Pour l’heure, retenons avec l’auteur qu’à partir des années 1990, la Chine devient la première destination des flux d’investissements directs américains, une véritable « vache à lait des multinationales américaines » (p. 89), nœud crucial des chaînes de valeur contrôlées par les oligopoles occidentaux, pays exportateur de poids mondial, mais seulement de biens manufacturés à valeur ajoutée moyenne-faible, produits précisément pour le compte de ces multinationales. À cet égard, Bürbaumer – peut-être en mémoire du vieux débat marxiste du début des années 1970 entre Ernest Mandel et Martin Nicolaus – souligne à juste titre que, dans une telle configuration des circuits internationaux du capital, la balance commerciale n’est certainement pas l’indicateur le plus significatif du poids spécifique d’une économie nationale si l’on ne désagrège pas la valeur ajoutée domestique incorporée dans les exportations. Sans parler des profits occidentaux rapatriés, ni de l’obligation tacite – y compris pour la Chine – de réinvestir une partie de l’excédent commercial dans les titres du Trésor américain comme contrepartie de l’accès aux marchés occidentaux et de l’acquisition de technologies (de toute façon pas de niveau élevé). La boucle est bouclée9.
Celle-ci se rouvre toutefois avec le tournant qui suit la crise financière mondiale – tournant que le livre aborde dans la dernière partie du deuxième chapitre. La crise porte à maturité les fragilités de la « symbiose transpacifique » (p. 95), qui étaient déjà là avant la tempête, mais selon des modalités différentes de part et d’autre. Du côté chinois (p. 95-101), il s’agit d’un développement fondé sur de forts investissements en capital fixe sans, du moins depuis les années 2000, gains décisifs de productivité ni innovation technologique, dont l’absence est compensée par une croissance purement quantitative de la production10. Dès lors, la seule issue reste l’extraversion économique, qui enchaîne pourtant la Chine au rôle de machine exportatrice dépendante – selon les modalités déjà exposées – des marchés occidentaux, avec de faibles niveaux de consommation intérieure et, malgré les succès dans la lutte contre la pauvreté, des processus de prolétarisation massifs sans possibilité de formation d’une véritable classe moyenne. À ce propos, l’auteur semble infléchir son raisonnement dans un sens « keynésien », en insistant sur l’écart entre surcapacités productives et faiblesse de la consommation comme cause de l’extraversion commerciale, source de tensions avec les États-Unis11. Il est toutefois crucial, à mon sens, de distinguer entre une extraversion dépendante des multinationales et des marchés occidentaux – source d’un surplus commercial à faible valeur ajoutée chinoise – d’une projection extérieure fondée, au contraire, sur des investissements internes à plus fort contenu technologique afin de remonter les chaînes de valeur mondiales et d’éroder le prélèvement impérialiste occidental. Ce n’est que cette seconde stratégie – engagée sous la présidence de Xi Jinping – qui peut permettre, à moyen-long terme, d’élever les salaires et la consommation intérieure, et d’ouvrir la voie à un compromis social de type social-démocrate.
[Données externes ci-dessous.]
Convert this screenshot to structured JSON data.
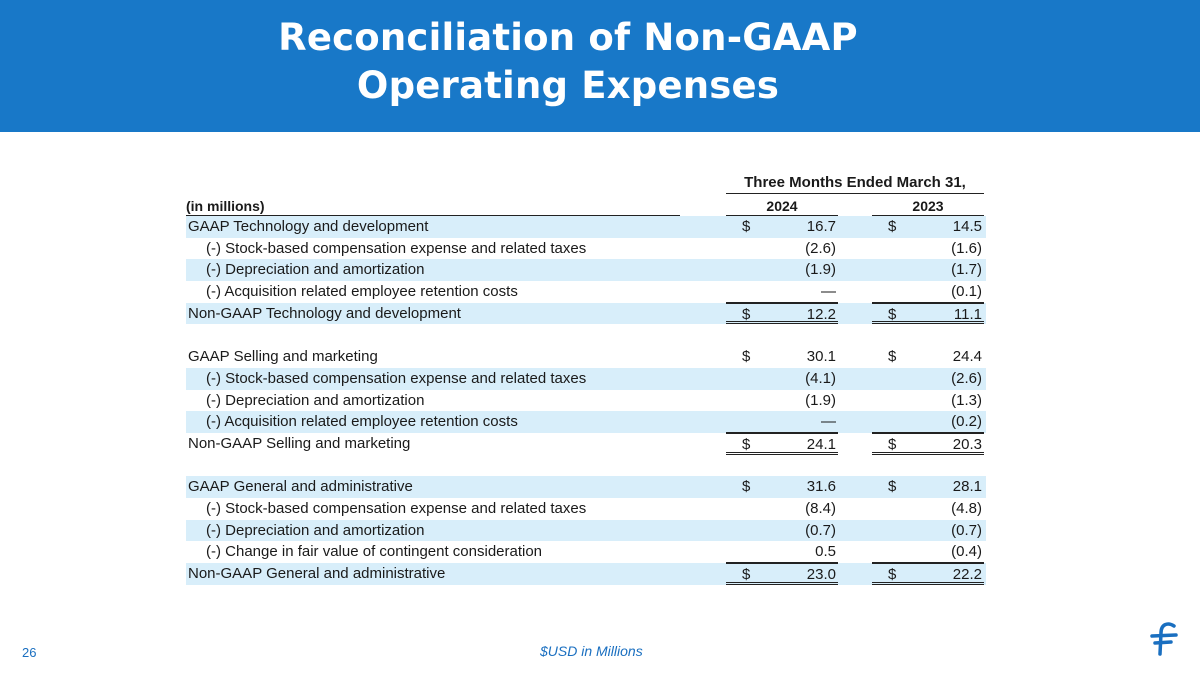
{
  "header": {
    "title_line1": "Reconciliation of Non-GAAP",
    "title_line2": "Operating Expenses"
  },
  "table": {
    "period_label": "Three Months Ended March 31,",
    "units_label": "(in millions)",
    "years": [
      "2024",
      "2023"
    ],
    "currency_symbol": "$",
    "sections": [
      {
        "rows": [
          {
            "label": "GAAP Technology and development",
            "v2024": "16.7",
            "v2023": "14.5"
          },
          {
            "label": "(-) Stock-based compensation expense and related taxes",
            "v2024": "(2.6)",
            "v2023": "(1.6)"
          },
          {
            "label": "(-) Depreciation and amortization",
            "v2024": "(1.9)",
            "v2023": "(1.7)"
          },
          {
            "label": "(-) Acquisition related employee retention costs",
            "v2024": "—",
            "v2023": "(0.1)"
          },
          {
            "label": "Non-GAAP Technology and development",
            "v2024": "12.2",
            "v2023": "11.1"
          }
        ]
      },
      {
        "rows": [
          {
            "label": "GAAP Selling and marketing",
            "v2024": "30.1",
            "v2023": "24.4"
          },
          {
            "label": "(-) Stock-based compensation expense and related taxes",
            "v2024": "(4.1)",
            "v2023": "(2.6)"
          },
          {
            "label": "(-) Depreciation and amortization",
            "v2024": "(1.9)",
            "v2023": "(1.3)"
          },
          {
            "label": "(-) Acquisition related employee retention costs",
            "v2024": "—",
            "v2023": "(0.2)"
          },
          {
            "label": "Non-GAAP Selling and marketing",
            "v2024": "24.1",
            "v2023": "20.3"
          }
        ]
      },
      {
        "rows": [
          {
            "label": "GAAP General and administrative",
            "v2024": "31.6",
            "v2023": "28.1"
          },
          {
            "label": "(-) Stock-based compensation expense and related taxes",
            "v2024": "(8.4)",
            "v2023": "(4.8)"
          },
          {
            "label": "(-) Depreciation and amortization",
            "v2024": "(0.7)",
            "v2023": "(0.7)"
          },
          {
            "label": "(-) Change in fair value of contingent consideration",
            "v2024": "0.5",
            "v2023": "(0.4)"
          },
          {
            "label": "Non-GAAP General and administrative",
            "v2024": "23.0",
            "v2023": "22.2"
          }
        ]
      }
    ]
  },
  "footer": {
    "page_number": "26",
    "note": "$USD in Millions",
    "logo_icon": "brand-f-logo-icon"
  },
  "colors": {
    "header_bg": "#1878c8",
    "row_shade": "#d8eefa",
    "footer_text": "#1a6fc0"
  }
}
Du côté américain (p. 101-103), malgré des années de prospérité pour le grand capital, les contradictions mûrissent : endettement croissant des classes laborieuses, fragmentation sociale liée à la désindustrialisation, et formation de bulles spéculatives dans la finance – notamment celle des subprimes, qui éclate avec les conséquences qu’on sait. Bürbaumer en conclut que cette symbiose n’était en réalité qu’apparente, sans convergence effective entre les deux économies (p. 112), en raison, d’une part, du faible ancrage – qualitatif et quantitatif – des multinationales américaines dans le tissu productif chinois, sans commune mesure avec l’ampleur des investissements directs en Europe, et, d’autre part, du fort contrôle exercé par l’État chinois sur les ouvertures économiques, via la limitation des acquisitions étrangères, la constitution de puissants conglomérats monopolistiques publics et la subordination du capital privé.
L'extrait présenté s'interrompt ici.